International Commercial Arbitration
International commercial arbitration is an alternative method of resolving disputes between private parties arising out of commercial transactions conducted across national boundaries that allows the parties to avoid litigation in national courts. Commercial Arbitration is the submission of a dispute by agreement of business parties to a neutral third person, whom the parties have chosen to rule on their dispute. The disputing parties agreed in advance to comply with that person’s decision.
To a much greater extent than litigation in the courts, international arbitration provides finality in the decision-making process. One of the disadvantages of the court process is that judgments can sometimes be subject to one or more appeals, and these can take years to be resolved. International arbitration is the preferred method of resolving cross-border disputes. The neutrality it offers, together with the relative ease of enforceability of awards, can make it a more attractive forum for disputes than litigating in contracting parties’ national courts. International arbitration is arbitration between companies or individuals in different states, usually by including a provision for future disputes in a contract.
Arbitration can be either “institutional” or “ ad hoc .” The terms of the contract will dictate the type of arbitration. If the parties have agreed to have an arbitral institution administer the dispute, it is an institutional arbitration. If the parties have set up their own rules for arbitration, it is an ad hoc arbitration. Ad hoc arbitrations are conducted independently by the parties, who are responsible for deciding on the forum, the number of arbitrators, the procedure that will be followed, and all other aspects of administering the arbitration.
The types of law that are applied in arbitration include international treaties and national laws, both procedural and substantive, as well as the procedural rules of the relevant arbitral institution. Previous arbitral awards carry persuasive authority, but are not binding. Scholarly commentary, or “doctrine,” may also be applied.There are many helpful research guides published by university libraries and professional organizations on the topic of international arbitration.

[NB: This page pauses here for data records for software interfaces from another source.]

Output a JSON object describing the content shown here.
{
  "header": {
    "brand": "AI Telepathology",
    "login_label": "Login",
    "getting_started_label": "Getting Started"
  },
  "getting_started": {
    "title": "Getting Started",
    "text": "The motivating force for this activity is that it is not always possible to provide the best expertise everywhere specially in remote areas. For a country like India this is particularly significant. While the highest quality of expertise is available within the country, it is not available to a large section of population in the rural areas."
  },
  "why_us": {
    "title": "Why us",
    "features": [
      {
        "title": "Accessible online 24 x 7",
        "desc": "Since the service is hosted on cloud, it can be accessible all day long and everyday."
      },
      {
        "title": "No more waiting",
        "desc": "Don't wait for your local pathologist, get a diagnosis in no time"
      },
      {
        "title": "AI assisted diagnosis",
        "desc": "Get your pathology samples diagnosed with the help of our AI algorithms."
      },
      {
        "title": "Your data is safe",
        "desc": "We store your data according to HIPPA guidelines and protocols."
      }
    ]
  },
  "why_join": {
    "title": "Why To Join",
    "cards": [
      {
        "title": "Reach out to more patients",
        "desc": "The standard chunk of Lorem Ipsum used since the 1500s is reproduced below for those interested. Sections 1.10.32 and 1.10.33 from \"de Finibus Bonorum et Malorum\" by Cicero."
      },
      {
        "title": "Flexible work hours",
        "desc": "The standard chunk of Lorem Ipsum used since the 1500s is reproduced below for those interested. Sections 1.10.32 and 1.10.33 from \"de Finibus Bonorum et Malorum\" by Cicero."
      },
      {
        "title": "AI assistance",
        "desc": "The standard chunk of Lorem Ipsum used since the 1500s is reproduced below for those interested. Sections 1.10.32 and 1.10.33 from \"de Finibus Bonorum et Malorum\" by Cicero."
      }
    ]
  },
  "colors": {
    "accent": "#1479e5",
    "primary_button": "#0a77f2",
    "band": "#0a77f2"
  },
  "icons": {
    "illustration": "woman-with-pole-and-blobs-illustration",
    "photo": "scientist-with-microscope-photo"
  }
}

The International Council for Commercial Arbitration provides a wealth of information on its website, including a collection of full-text journal articles and extensive lists of links to arbitration treaties and conventions, national arbitration laws, arbitral institutions, and professional organizations. Although membership is required to access portions of the site, the majority of the information is publicly available. International agreements facilitate the enforcement of foreign awards to the extent that no further action is necessary in the country in which the award was rendered; the opposing debtor must establish that the award has been set aside or that its effects have been suspended by a competent authority, which thus shifts the burden of proof of the nonbinding character of the award to the losing party. Further development of international commercial arbitration has been encouraged by the UN Commission on International Trade Law, which aims at promoting the harmonization and unification of laws in the field of international commercial arbitration.